'Tangan Di Bibir' jadi Simbol Kampanye Nasdem Sumut-Kelompok Relawan Anies

Pengurus DPW Nasdem Sumut dan Kelompok Relawan Anies Baswedan/RMOLSumut
Pengurus DPW Nasdem Sumut dan Kelompok Relawan Anies Baswedan/RMOLSumut

Partai Nasdem semakin gencar dalam upaya pemenangan Anies Baswedan yang telah dideklarasikan untuk mencai bakal calon presiden (capres) pada Pemilu 2024 mendatang.


Hal ini terlihat dari konsolidasi pemenangan yang digelar oleh Pengurus DPW Nasdem Sumatera Utara dan sekitar 55 kelompok relawan Anies Baswedan di Kantor DPW Nasdem Sumatera Utara, Jalan HM Yamin, Medan, Kamis (20/10/2022).

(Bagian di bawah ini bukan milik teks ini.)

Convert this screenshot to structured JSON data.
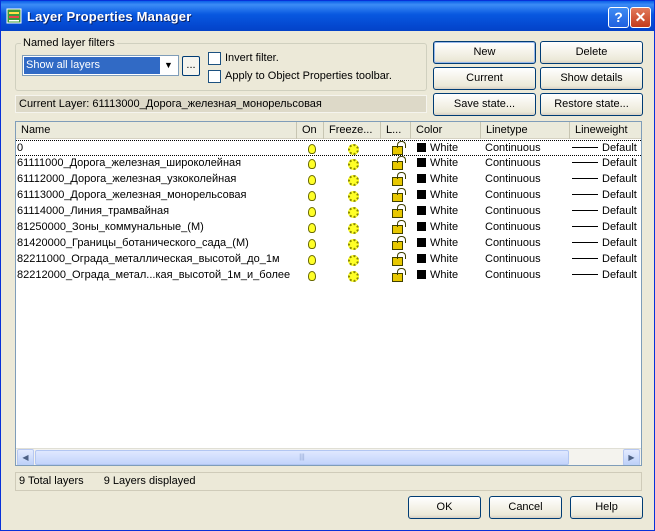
{
  "window": {
    "title": "Layer Properties Manager",
    "help_glyph": "?",
    "close_glyph": "✕"
  },
  "filters": {
    "legend": "Named layer filters",
    "selected": "Show all layers",
    "ellipsis": "...",
    "invert_label": "Invert filter.",
    "apply_label": "Apply to Object Properties toolbar."
  },
  "buttons": {
    "new": "New",
    "delete": "Delete",
    "current": "Current",
    "show_details": "Show details",
    "save_state": "Save state...",
    "restore_state": "Restore state..."
  },
  "current_layer": "Current Layer:  61113000_Дорога_железная_монорельсовая",
  "list": {
    "columns": [
      "Name",
      "On",
      "Freeze...",
      "L...",
      "Color",
      "Linetype",
      "Lineweight"
    ],
    "rows": [
      {
        "name": "0",
        "color": "White",
        "linetype": "Continuous",
        "lineweight": "Default"
      },
      {
        "name": "61111000_Дорога_железная_широколейная",
        "color": "White",
        "linetype": "Continuous",
        "lineweight": "Default"
      },
      {
        "name": "61112000_Дорога_железная_узкоколейная",
        "color": "White",
        "linetype": "Continuous",
        "lineweight": "Default"
      },
      {
        "name": "61113000_Дорога_железная_монорельсовая",
        "color": "White",
        "linetype": "Continuous",
        "lineweight": "Default"
      },
      {
        "name": "61114000_Линия_трамвайная",
        "color": "White",
        "linetype": "Continuous",
        "lineweight": "Default"
      },
      {
        "name": "81250000_Зоны_коммунальные_(M)",
        "color": "White",
        "linetype": "Continuous",
        "lineweight": "Default"
      },
      {
        "name": "81420000_Границы_ботанического_сада_(M)",
        "color": "White",
        "linetype": "Continuous",
        "lineweight": "Default"
      },
      {
        "name": "82211000_Ограда_металлическая_высотой_до_1м",
        "color": "White",
        "linetype": "Continuous",
        "lineweight": "Default"
      },
      {
        "name": "82212000_Ограда_метал...кая_высотой_1м_и_более",
        "color": "White",
        "linetype": "Continuous",
        "lineweight": "Default"
      }
    ],
    "swatch_color": "#000000"
  },
  "status": {
    "total": "9 Total layers",
    "displayed": "9 Layers displayed"
  },
  "footer": {
    "ok": "OK",
    "cancel": "Cancel",
    "help": "Help"
  },
  "colors": {
    "title_bar": "#0454e0",
    "selection": "#316ac5",
    "dialog_bg": "#ece9d8"
  }
}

Rapat konsolidasi ini dipimpin langsung oleh Ketua DPW Nasdem Sumut Iskandar ST didampingi Sekretaris H Syarwani, Bendahara Iqbal Simangunson, Ketua Dewan Pakar Rahudman Harahap dan seluruh pengurus DPW Nasdem Sumut lainnya.

Dalam konsolidasi itu, setidaknya ada 5 poin yang disepakati keduanya. Pertama, dalam menghadapi Pilpres 2024, keduanya sepakat mengutamakan persatuan dan kesatuan di atas kepentingan golongan. Kedua, menyepakati posisi NasDem dengan kelompok relawan sebagai lembaga yang setara. Ketiga, membentuk sekretariat bersama dan mendirikan sekolah politik. Keempat, melakukan inventarisir dan membuat kartu identitas relawan. Kelima, sepakat melakukan sosialisasi dengan santun damai dan sejuk.

"Wujud poin kelima, ini yang paling penting, sebagai simbol perlawanan dalam menanggapi serangan buzzer maupun provokator, kami sepakat melakukan aksi meletakkan jari telunjuk di bibir. Hal itu sesuai dengan kepribadian Anies yang mengutamakan kesantunan," kata Iskandar.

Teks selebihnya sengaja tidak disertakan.